When K’pril staggered to his feet, for the first time, Worf saw how small he was. K’pril was a head shorter than Worf, and probably fifty pounds lighter. A runt, Worf thought, as he held the groggy warrior’s d’k tahg hand rigid without effort. Why wasn’t he killed at birth?
“Why do you stop me, Worf?” K’pril grunted.
“You would kill me for telling you the truth?”
The warrior sagged. “No. Me. Hegh’bat. Something went wrong. So many years? It means I have failed.”
“Failed what?”
“My mission.”
“Tell me of your mission. The vessel you were found in looks like a lifeboat, yet it looks Klingon. You were in stasis. You speak Klingon, yet your accent is wrong.
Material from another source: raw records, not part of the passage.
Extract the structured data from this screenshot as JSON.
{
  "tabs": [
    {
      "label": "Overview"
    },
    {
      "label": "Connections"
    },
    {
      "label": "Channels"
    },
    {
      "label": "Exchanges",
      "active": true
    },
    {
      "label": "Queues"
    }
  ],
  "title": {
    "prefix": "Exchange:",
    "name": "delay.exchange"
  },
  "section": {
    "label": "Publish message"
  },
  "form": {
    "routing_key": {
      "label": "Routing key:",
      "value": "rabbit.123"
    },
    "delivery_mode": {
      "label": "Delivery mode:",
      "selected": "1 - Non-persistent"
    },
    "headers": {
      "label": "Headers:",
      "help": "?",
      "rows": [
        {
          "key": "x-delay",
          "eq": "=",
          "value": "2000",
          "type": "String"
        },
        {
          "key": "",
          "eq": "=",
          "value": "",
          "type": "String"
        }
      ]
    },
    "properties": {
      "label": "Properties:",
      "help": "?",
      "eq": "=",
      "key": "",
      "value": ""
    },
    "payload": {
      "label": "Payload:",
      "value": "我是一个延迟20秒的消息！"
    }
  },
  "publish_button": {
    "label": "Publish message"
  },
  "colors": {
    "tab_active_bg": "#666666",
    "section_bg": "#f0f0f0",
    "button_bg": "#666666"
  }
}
You do not even look like a Klingon.” Worf added to himself: And you are too weak to be a warrior.
K’pril seemed to shrink in on himself. For a moment a defeated look, like the one Worf had programmed into his sim, filmed his eyes. The moment passed and he returned Worf’s hard gaze.
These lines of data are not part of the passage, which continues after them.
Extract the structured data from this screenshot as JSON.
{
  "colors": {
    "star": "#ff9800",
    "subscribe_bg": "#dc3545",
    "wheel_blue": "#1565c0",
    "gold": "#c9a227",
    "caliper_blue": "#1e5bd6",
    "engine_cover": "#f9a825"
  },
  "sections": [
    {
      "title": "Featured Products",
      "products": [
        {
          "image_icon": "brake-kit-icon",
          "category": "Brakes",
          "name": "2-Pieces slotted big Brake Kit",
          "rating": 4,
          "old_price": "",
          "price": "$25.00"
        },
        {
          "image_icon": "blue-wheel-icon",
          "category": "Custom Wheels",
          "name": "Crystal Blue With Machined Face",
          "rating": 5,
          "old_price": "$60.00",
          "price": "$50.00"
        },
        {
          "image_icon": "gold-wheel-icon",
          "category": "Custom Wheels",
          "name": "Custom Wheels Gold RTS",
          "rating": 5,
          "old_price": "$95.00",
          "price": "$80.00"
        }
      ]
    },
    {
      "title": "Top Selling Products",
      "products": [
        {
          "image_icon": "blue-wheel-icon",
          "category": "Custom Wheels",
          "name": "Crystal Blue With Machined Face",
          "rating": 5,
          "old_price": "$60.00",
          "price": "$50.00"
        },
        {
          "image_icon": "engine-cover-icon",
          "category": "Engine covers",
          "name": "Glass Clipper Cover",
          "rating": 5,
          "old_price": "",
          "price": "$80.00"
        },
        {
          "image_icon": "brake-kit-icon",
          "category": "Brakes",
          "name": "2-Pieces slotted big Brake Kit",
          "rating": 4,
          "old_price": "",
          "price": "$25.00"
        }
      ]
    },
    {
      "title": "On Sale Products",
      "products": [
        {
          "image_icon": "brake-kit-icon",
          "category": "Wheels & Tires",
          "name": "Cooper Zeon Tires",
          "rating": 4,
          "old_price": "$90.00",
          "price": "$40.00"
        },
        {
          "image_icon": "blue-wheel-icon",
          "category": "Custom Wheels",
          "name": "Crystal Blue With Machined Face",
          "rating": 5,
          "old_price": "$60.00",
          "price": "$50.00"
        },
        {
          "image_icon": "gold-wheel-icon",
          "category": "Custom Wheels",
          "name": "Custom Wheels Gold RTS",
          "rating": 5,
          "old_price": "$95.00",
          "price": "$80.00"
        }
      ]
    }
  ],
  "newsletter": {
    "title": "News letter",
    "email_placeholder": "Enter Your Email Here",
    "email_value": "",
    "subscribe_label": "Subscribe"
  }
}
[141] “I will tell you. Then you, Worf, will tell me things I want to know. Agreed?”
Worf nodded, and the little warrior told his story.
Admiral Loski was military governor of an entire star system, three planets and a dozen moons recently colonized by the empire far from the Homeworld. In the earliest days of the war on the Federation, through military misadventures in the sector and some freak accidents and coincidences, System Loski, as it was known then, got cut off. As Klingon commanders are trained to do in such cases, Loski carried on.
His idea of how to do so stretched the boundaries of military ingenuity. Loski had scientific pretensions. Another scientist, K’pril, helped devise a plan to infiltrate the Federation. The plan was to bioengineer Klingon physiology so warriors could infiltrate targets not accessible to overt Klingon forces and attack from within—in hand-to-hand combat.
The physical transformation was implemented in individuals in phases. It worked. Despite the physical grotesqueness involved, it met with great joy among warriors under Loski’s command. It was accepted because it meant a chance to fight, not from a distance but hand-to-hand as a Klingon warrior was meant to fight. In fact, the idea gained such popular support that nearly every Klingon Defense Force member in the system, from the lowest clerk to the highest officer, underwent the transformation, or some stages of it.
Early probes into certain Federation facilities, like Deep Space Station K-7 and Sherman’s Planet, with partially altered warriors and commanders, proved successful. Partially altered, Commander Kor’s troops faced the [142] Federation in the Organian affair. For a time, the Federation believed the modified physiology prevailed throughout the whole empire. To Loski’s delight, his warriors even got aboard a Federation ship and examined it. The ship: the notorious U.S.S. Enterprise ...
“The Enterprise?” Worf said.
“You have heard of this ship? After so many years?”
“I have. But never mind. What role did you play in this, this—scheme?”
“I had personal motive in seeing the project succeed. My house has produced scientists for generations. I followed my family’s ways, but I wanted to be a warrior. I have a warrior’s heart,” K’pril thumped his chest, “and look at me. Do you not see the body of a warrior?”